Ingredients
For the Crab Legs
- 1.5–2 kg king crab legs (fresh or thawed)
- 2 tablespoons olive oil
- Salt and cracked black pepper (light amount, crab is naturally salty)
For the Garlic Butter Sauce
- 1 cup unsalted butter
- 6–8 cloves garlic, finely minced
- 1 tablespoon lemon zest
- 2 tablespoons fresh lemon juice
- 1 tablespoon chopped parsley
- 1 teaspoon chopped dill (optional)
- 1 teaspoon paprika or smoked paprika
- ½ teaspoon red pepper flakes (optional)
- ½ teaspoon Old Bay seasoning (optional but recommended)
Finishing
- Extra parsley for garnish
- Lemon wedges for serving
Instructions
1. Prepare the Crab Legs
King crab legs are thick and armored, so preparing them properly helps the flavors reach the meat. Using kitchen scissors, cut along the shell on the softer white side to open them slightly. You don’t need to remove the shell entirely—just open the top so the garlic butter can seep inside.
Pat the crab legs dry with a paper towel and brush lightly with olive oil. Season with just a hint of salt and pepper.
2. Make the Garlic Butter Sauce
In a saucepan over medium heat, melt the butter slowly. Add the minced garlic and cook for 1–2 minutes until fragrant but not browned. Stir in the lemon zest, lemon juice, paprika, parsley, dill, and optional chili flakes. Taste the butter—it should be rich, garlicky, slightly lemony, and full of flavor.
This butter is what creates the shiny glaze you see in the photo.
3. Preheat the Grill or Oven
You can cook these crab legs on:
- An outdoor grill
- An indoor grill pan
- An oven broiler
Set your grill or oven to 200–220°C (400–425°F).

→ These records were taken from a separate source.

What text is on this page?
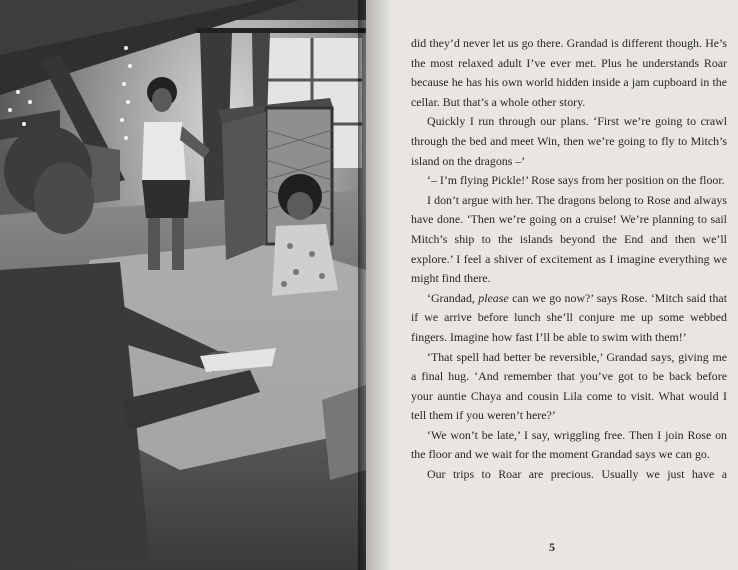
did they’d never let us go there. Grandad is different though. He’s the most relaxed adult I’ve ever met. Plus he understands Roar because he has his own world hidden inside a jam cupboard in the cellar. But that’s a whole other story.

Quickly I run through our plans. ‘First we’re going to crawl through the bed and meet Win, then we’re going to fly to Mitch’s island on the dragons –’

‘– I’m flying Pickle!’ Rose says from her position on the floor.

I don’t argue with her. The dragons belong to Rose and always have done. ‘Then we’re going on a cruise! We’re planning to sail Mitch’s ship to the islands beyond the End and then we’ll explore.’ I feel a shiver of excitement as I imagine everything we might find there.

‘Grandad, please can we go now?’ says Rose. ‘Mitch said that if we arrive before lunch she’ll conjure me up some webbed fingers. Imagine how fast I’ll be able to swim with them!’

‘That spell had better be reversible,’ Grandad says, giving me a final hug. ‘And remember that you’ve got to be back before your auntie Chaya and cousin Lila come to visit. What would I tell them if you weren’t here?’

‘We won’t be late,’ I say, wriggling free. Then I join Rose on the floor and we wait for the moment Grandad says we can go.

Our trips to Roar are precious. Usually we just have a

5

Grilling adds a smoky flavor and mimics the charred edges seen in the picture.
4. Brush the Crab Legs
Place the crab legs on a baking tray or directly on the grill. Generously brush the garlic butter sauce over the meat, letting it drip into the shell cracks. Spoon extra butter inside the opened shells.
5. Grill or Bake
Cook the crab legs for 10–12 minutes, brushing more garlic butter halfway through. If using a grill, close the lid for even heating. The crab is already cooked when purchased, so you’re only reheating and infusing flavor.
Signs they are perfect:
- The meat is steaming hot
- The shell edges are slightly charred
- The top develops a glossy, golden layer of melted butter
6. Final Butter Glaze
After removing from heat, pour the remaining garlic butter over the crab legs while hot. Sprinkle chopped parsley to mimic the fresh herb look in the photo.
7. Serve Hot
Serve immediately with lemon wedges, extra butter sauce, and bread or rice to absorb the juices.

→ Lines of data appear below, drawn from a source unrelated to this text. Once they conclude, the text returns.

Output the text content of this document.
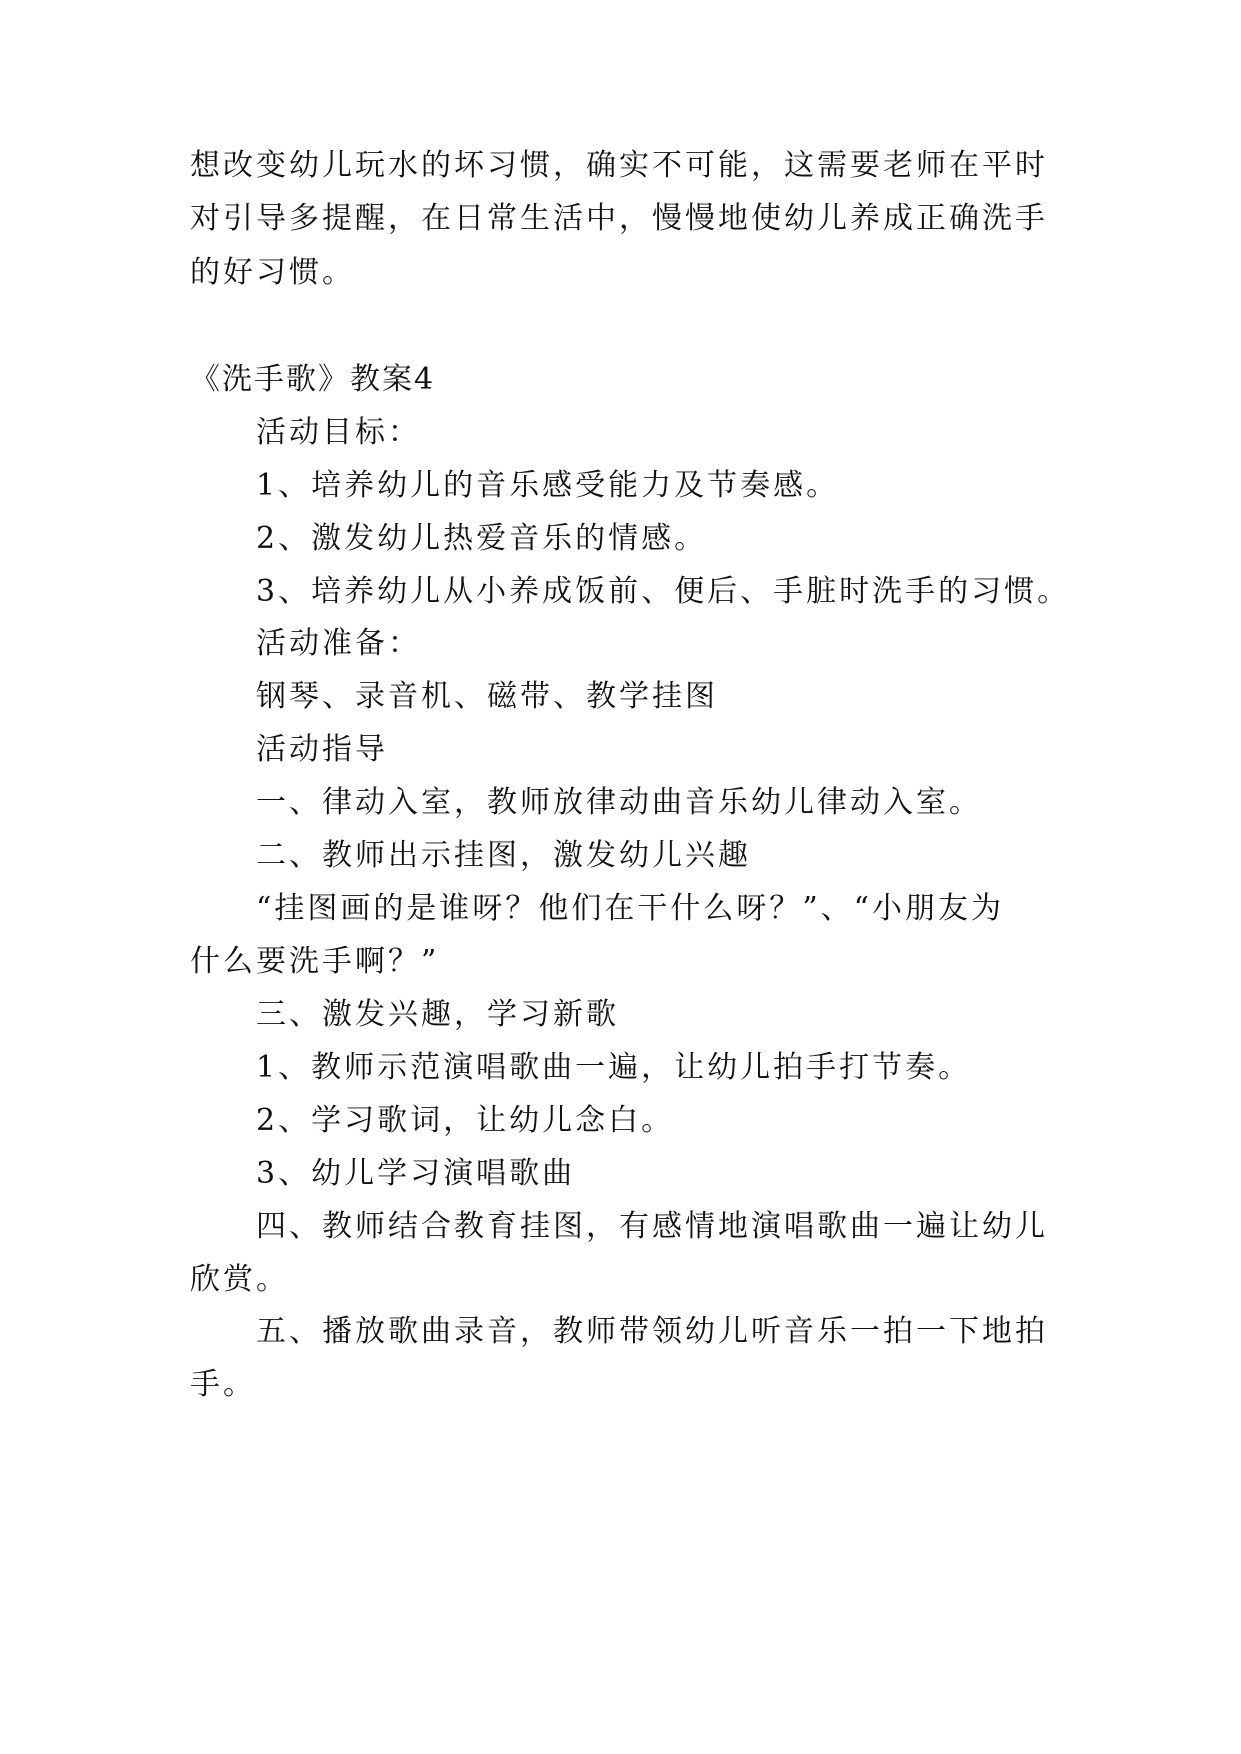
想改变幼儿玩水的坏习惯，确实不可能，这需要老师在平时
对引导多提醒，在日常生活中，慢慢地使幼儿养成正确洗手
的好习惯。
《洗手歌》教案4
活动目标：
1、培养幼儿的音乐感受能力及节奏感。
2、激发幼儿热爱音乐的情感。
3、培养幼儿从小养成饭前、便后、手脏时洗手的习惯。
活动准备：
钢琴、录音机、磁带、教学挂图
活动指导
一、律动入室，教师放律动曲音乐幼儿律动入室。
二、教师出示挂图，激发幼儿兴趣
“挂图画的是谁呀？他们在干什么呀？”、“小朋友为
什么要洗手啊？”
三、激发兴趣，学习新歌
1、教师示范演唱歌曲一遍，让幼儿拍手打节奏。
2、学习歌词，让幼儿念白。
3、幼儿学习演唱歌曲
四、教师结合教育挂图，有感情地演唱歌曲一遍让幼儿
欣赏。
五、播放歌曲录音，教师带领幼儿听音乐一拍一下地拍
手。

Flavor Tips for the Best King Crab Legs
Use Quality Butter
Good butter dramatically improves the taste. European-style or high-fat butter melts smoother and enriches the crab.
Don’t Oversalt
Crab meat is naturally salty from the ocean, so a minimal amount of added salt is enough.
Add Smokiness
Smoked paprika or grilling directly over charcoal intensifies the flavor beautifully.
Enhance with Herbs
Fresh parsley, dill, chives, or even a touch of thyme can brighten the dish.
Optional Variations
Spicy Garlic Butter Crab
Add more red chili flakes, cayenne pepper, or a dash of hot sauce to the butter.
Herb & Wine Crab Legs
Replace half the lemon juice with ¼ cup white wine and simmer 2 minutes before brushing onto the crab.
Creamy Cajun Crab Legs
Mix 1 teaspoon Cajun seasoning and a splash of heavy cream into the butter for a richer, deeper flavor.

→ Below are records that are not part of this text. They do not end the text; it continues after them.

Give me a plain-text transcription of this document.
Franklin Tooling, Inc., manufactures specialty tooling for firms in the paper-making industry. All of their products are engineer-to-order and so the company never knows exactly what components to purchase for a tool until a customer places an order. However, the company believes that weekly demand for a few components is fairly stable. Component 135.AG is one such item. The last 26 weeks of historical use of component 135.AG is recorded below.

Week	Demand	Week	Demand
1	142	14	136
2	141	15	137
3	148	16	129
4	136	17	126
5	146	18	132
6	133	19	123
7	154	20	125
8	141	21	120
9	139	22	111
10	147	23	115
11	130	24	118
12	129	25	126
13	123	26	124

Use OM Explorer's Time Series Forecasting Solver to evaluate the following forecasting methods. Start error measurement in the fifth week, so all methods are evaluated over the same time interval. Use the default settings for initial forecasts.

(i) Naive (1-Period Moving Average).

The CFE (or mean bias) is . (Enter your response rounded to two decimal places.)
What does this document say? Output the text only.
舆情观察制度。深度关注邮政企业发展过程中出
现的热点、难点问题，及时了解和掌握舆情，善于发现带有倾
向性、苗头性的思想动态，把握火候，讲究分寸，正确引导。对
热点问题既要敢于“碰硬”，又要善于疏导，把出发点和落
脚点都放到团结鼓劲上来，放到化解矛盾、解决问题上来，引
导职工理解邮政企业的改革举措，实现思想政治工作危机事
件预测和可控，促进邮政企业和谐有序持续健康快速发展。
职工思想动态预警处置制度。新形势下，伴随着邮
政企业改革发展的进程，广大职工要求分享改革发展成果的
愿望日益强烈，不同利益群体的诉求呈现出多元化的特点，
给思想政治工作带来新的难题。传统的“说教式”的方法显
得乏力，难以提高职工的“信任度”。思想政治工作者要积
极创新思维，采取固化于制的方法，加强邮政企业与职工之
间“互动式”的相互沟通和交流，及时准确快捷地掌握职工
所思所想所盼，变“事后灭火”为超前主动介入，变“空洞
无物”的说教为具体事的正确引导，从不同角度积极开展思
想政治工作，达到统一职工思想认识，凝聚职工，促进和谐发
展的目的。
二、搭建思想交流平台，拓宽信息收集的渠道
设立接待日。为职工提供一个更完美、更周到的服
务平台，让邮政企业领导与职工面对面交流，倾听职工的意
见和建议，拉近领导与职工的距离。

What to Serve with King Crab Legs
This luxurious dish pairs well with:
- Roasted baby potatoes
- Grilled corn
- Garlic mashed potatoes
- Fresh salad with lemon vinaigrette
- Steamed asparagus
- Buttered rice or herbed couscous
The sweetness of the crab is complemented by simple, clean sides.
Storage & Reheating Tips
Storing
- Keep leftover crab in an airtight container in the fridge for up to 2 days.
- Do not freeze after cooking—texture suffers.
Reheating
- Warm gently in a covered pan with a splash of butter.
- Avoid microwaving; it dries out the meat.